Tejedor de historias

por Maxi Goldschmidt
23 de diciembre de 2016

A los 88 años, murió Andrés Rivera. Para homenajearlo, publicamos la entrevista en la que recordó los tiempos en que, todavía lejos de ser escritor, era obrero en una fábrica textil.

Mucho antes de escribir El Farmer o La Revolución es un sueño eterno, libros que ya son clásicos de la literatura argentina, Andrés Rivera pasó siete años de su vida trabajando como obrero textil en dos fábricas de San Martín. “No terminé la escuela industrial porque fui un mal alumno, entonces mi padre me dijo que si no estudiaba tenía que trabajar. No me quedó otra alternativa, ya que provengo de un hogar obrero. En ese entonces la industria textil estaba en proceso de desarrollo y mediante unos conocidos conseguí un trabajo en una fábrica en Villa Lynch. Entré en el turno noche, donde no estaba el capataz y podía moverme con más libertad y aprender el oficio, que me enseñaron veteranos, tejedores curtidos en el trabajo”, nos contó hace un tiempo este gran escritor, desde siempre enemigo de las entrevistas, pero que esa vez accedió a hablar unos minutos acerca de esos años que luego inmortalizaría en su primera novela (El precio, publicada en 1957) y en varios cuentos.
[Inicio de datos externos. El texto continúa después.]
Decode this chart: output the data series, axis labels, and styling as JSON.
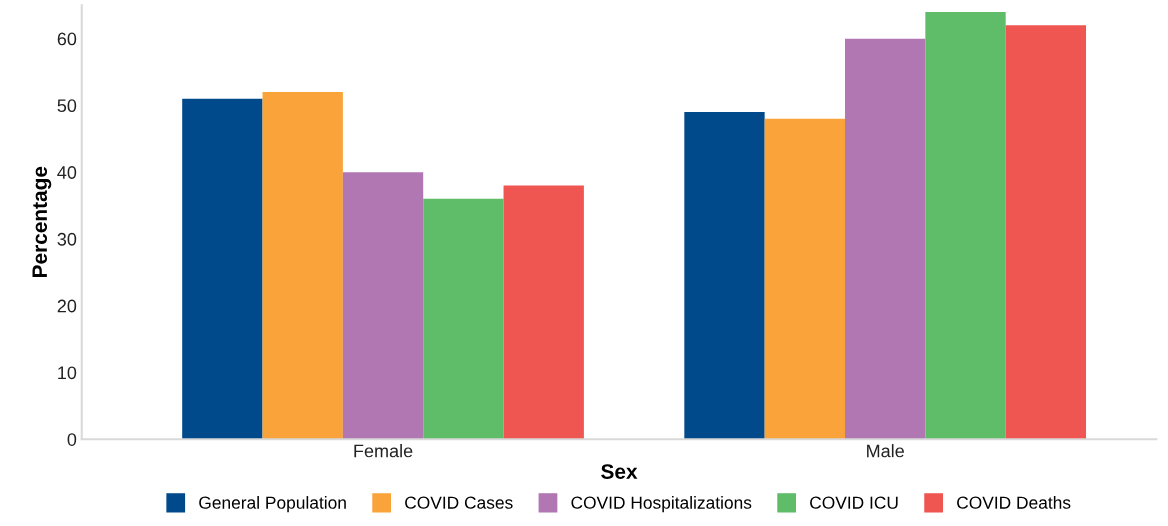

¿Le costó aprender el oficio?

No más que a otros. Fue mi primer trabajo, y cuando creí que estaba en condiciones, entré a otra fábrica textil, una de las más grandes de la zona, también en Villa Lynch, cuyo dueño era Wolf Raizman. Había más de cien obreros y obreras, tejedores, devanadoras. Yo era tejedor de seda, atendía dos telares suizos. Ahí me afiancé en el oficio.

¿Ya escribía en esa época?

Sí, pero tiraba todo lo que escribía, porque consideraba que no era satisfactorio el nivel de la escritura.

¿Y qué es lo que más recuerda de esos años de trabajo en San Martín?

Nada excepcional. Yo vivía en Capital y me tomaba el 166. Uno sale de la fábrica con ganas de volver rápido a su casa. Lo que más me quedó grabado es la presencia torpe y alevosa de la burocracia sindical. Siempre inclinada, palabras más palabras menos, a los intereses de la patronal. Y una lucha sorda por parte de la mayoría del personal para tratar de imponer las reivindicaciones que teníamos en ese momento, que generalmente apuntaban al aumento salarial.

¿Es verdad que lo eligieron delegado pese a que era el único obrero no peronista?

Sí, es así. Hubo elecciones y los burócratas no pudieron evitar que me eligieran secretario de la comisión interna. Me eligieron a mí porque sabía hablar. Yo venía con una formación socialista, marxista.

¿Y cómo se vivió en la fábrica el 16 de septiembre del 55, cuando derrocaron a Perón?

Teníamos diferentes puntos de vista pero nos habíamos unificado en que íbamos a defender al gobierno contra los golpistas. Entonces salimos de la fábrica con esa intención, defender al gobierno legal. Pero fuimos hasta la sede del sindicato y encontramos la puerta cerrada ¿Y qué íbamos hacer?... Acá mi esposa me dice que podíamos romper la puerta. Pero no habíamos avanzado tanto en nuestra conciencia. Porque romper la puerta significaba romper con una de las columnas del peronismo. Y por eso ese día lo viví como muchos que se tomaron el ómnibus y se fueron a su casa. No decepcionado, pero como si hubiera previsto que los dirigentes que estaban al frente de los sindicatos no iban a mover un dedo para tratar de movilizar a los trabajadores. Además no se había hecho nada a lo largo del año para alertar acerca de la posibilidad del golpe.

¿Y qué le quedó de su experiencia como obrero textil?

Visto con el tiempo, fue algo interesante en todo sentido. Sobre todo en lo humano. Me permitió conocer más a los hombres, a mis compañeros de trabajo con los que compartía el día a día. Y lo que más recuerdo es cuán desprotegidos estaban los obreros ante la burocracia sindical y la patronal. Eso no me lo olvido más.